In a presentation to the Chicago R User Group last night, Drew Conway used his new Infochimps package in R to assess the relative popularity of programming languages. Drew used the word.stats function in the Infochimps package to count the frequency of common computer languages mentioned in Twitter messages, and displayed the results in this bar chart:
It's not perfect: languages like C and C++ are excluded because they're impossible to search for, "ada" is excluded because it's ambiguous (and otherwise that niche language would be ranked most popular), and R is measured by the frequency of its community twitter hashtag #rstats and not the letter R. But it's interesting nonetheless. There's lots more info about Infochimps in general, and how this chart in particular was created, in the slides downloadable from Drew's blog.

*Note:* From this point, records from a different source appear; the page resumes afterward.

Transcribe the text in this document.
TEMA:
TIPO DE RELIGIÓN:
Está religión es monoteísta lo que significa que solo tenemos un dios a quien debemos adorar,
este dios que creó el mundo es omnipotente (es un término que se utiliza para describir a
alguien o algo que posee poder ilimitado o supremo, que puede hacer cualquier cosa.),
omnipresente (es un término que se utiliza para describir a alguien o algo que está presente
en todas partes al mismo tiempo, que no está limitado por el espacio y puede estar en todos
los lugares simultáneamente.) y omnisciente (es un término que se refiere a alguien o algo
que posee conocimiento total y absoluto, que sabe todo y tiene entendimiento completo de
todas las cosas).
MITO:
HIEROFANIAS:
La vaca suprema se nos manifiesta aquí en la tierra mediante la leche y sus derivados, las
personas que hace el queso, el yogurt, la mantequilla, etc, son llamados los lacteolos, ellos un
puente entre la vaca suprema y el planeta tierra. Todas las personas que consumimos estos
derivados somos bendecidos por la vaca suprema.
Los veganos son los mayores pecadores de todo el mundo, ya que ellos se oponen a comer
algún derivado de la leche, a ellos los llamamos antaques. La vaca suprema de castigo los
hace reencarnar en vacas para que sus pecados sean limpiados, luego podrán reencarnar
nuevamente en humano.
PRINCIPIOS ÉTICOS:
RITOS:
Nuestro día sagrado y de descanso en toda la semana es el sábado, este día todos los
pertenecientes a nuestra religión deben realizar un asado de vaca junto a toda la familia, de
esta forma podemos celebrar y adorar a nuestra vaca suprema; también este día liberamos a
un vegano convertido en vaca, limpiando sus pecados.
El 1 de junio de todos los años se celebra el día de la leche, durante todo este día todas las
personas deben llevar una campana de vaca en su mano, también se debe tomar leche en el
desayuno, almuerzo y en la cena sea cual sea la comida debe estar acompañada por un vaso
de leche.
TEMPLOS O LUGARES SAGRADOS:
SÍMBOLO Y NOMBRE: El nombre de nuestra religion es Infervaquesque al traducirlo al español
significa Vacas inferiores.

Another way to look at programming language popularity is the frequency of mentions on two popular programmer's resource sites. In a post at the Dataists blog, Drew Conway (again) and John Myles White used R and the XML package to extract the number of questions on stackoverflow.com and number of projects on github.com for about 50 programming languages, and plotted the results in this scatterplot:
As you can see, R tanks higher than the median for github projects and quite a lot higher for stackoverflow questions.
So R is doing quite well amongst programming languages in general. As a specialized statistics language, a more relevant comparison may come from looking at tags at the statistical question-and-answer site stats.stackexchange.com, where R currently has 260 questions compared to 6 for SAS and 22 for SPSS.
Thanks for posting. Always interesting to look at.
As a rubyist and schemer, I would love if this were true. But, the conclusions are almost preordained because of the data sources chosen.
Posted by: Kevin Taylor | December 17, 2010 at 11:45
Although to be fair, I know SAS has a lot of white papers and discussion boards within its own website. Given that it's a proprietary software, there's no reason to think that it will have the same traffic on StackOverflow. Back when I used SAS on a daily basis a google search for SUGI plus my question usually brought up dozens of excellent papers.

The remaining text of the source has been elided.